Making Informed Decisions
ADA supports the 2004 ESRD Initiative for Quality Care. However,
ADA also firmly believes that the initiative's original intention
regarding the Dialysis Facility Compare website and chart was to
``empower consumers with quality of care information to make more
informed decisions about their healthcare'' and such has not been met.

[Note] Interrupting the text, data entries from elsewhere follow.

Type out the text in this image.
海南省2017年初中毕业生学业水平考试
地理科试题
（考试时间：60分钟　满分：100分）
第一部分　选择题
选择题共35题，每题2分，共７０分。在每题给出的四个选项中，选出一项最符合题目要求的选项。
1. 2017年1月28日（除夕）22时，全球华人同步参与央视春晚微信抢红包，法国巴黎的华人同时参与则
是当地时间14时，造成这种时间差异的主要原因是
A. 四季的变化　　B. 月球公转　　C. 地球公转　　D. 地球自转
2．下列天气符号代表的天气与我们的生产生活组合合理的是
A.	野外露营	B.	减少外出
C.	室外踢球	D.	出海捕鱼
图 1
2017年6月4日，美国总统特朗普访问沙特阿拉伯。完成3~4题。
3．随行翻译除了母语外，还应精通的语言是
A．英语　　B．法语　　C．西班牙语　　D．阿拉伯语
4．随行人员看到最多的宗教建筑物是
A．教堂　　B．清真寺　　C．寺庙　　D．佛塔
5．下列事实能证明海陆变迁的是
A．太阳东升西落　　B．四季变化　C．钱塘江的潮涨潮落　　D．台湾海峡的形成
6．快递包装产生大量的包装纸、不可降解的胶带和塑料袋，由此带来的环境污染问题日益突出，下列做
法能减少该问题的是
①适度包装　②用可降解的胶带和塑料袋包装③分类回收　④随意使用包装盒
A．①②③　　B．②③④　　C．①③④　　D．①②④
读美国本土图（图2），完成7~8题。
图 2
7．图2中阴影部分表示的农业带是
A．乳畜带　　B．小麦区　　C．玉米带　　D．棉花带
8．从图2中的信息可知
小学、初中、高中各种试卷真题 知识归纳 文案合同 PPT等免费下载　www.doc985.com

Patients and consumers still need ``to review and compare facilities
and choose a dialysis facility that best meets their needs.'' While
there is information posted regarding anemia, hemodialysis adequacy,
and patient survival, ADA believes the information is limited. Dialysis
Facility Compare does not provide other highly pertinent information
for ordinary patients and/or consumers to truly make informed
decisions. For instance, patients and consumers are greatly interested
in (a) staffing--including their education, skills knowledge and
training, and licensing and/or certification (b) inspection reports,
and (c) infections and infection rates. And, most unfortunately, the
information provided is not easily understood by ordinary patient-
consumers. Both the public disclosure and the simplification of the
information found on the Dialysis Facility Compare chart will support
informed decision-making while furthering patient education and safety.
CONCLUSION
We, at the Association of Dialysis Advocates, are encouraged and
confident that the Ways and Means Committee will be steadfast in its
efforts to ensure quality care to dialysis patients and the efficient
use of public funds. Similarly, we are encouraged and confident that
the Ways and Means Committee will work to ensure that CMS, ESRD
Networks, and State Survey Agencies carry forth their responsibilities
in the best interest of dialysis patients, their families, and the
public. ADA stands ready to participate and serve in deliberations
related to the delivery of care in dialysis environments.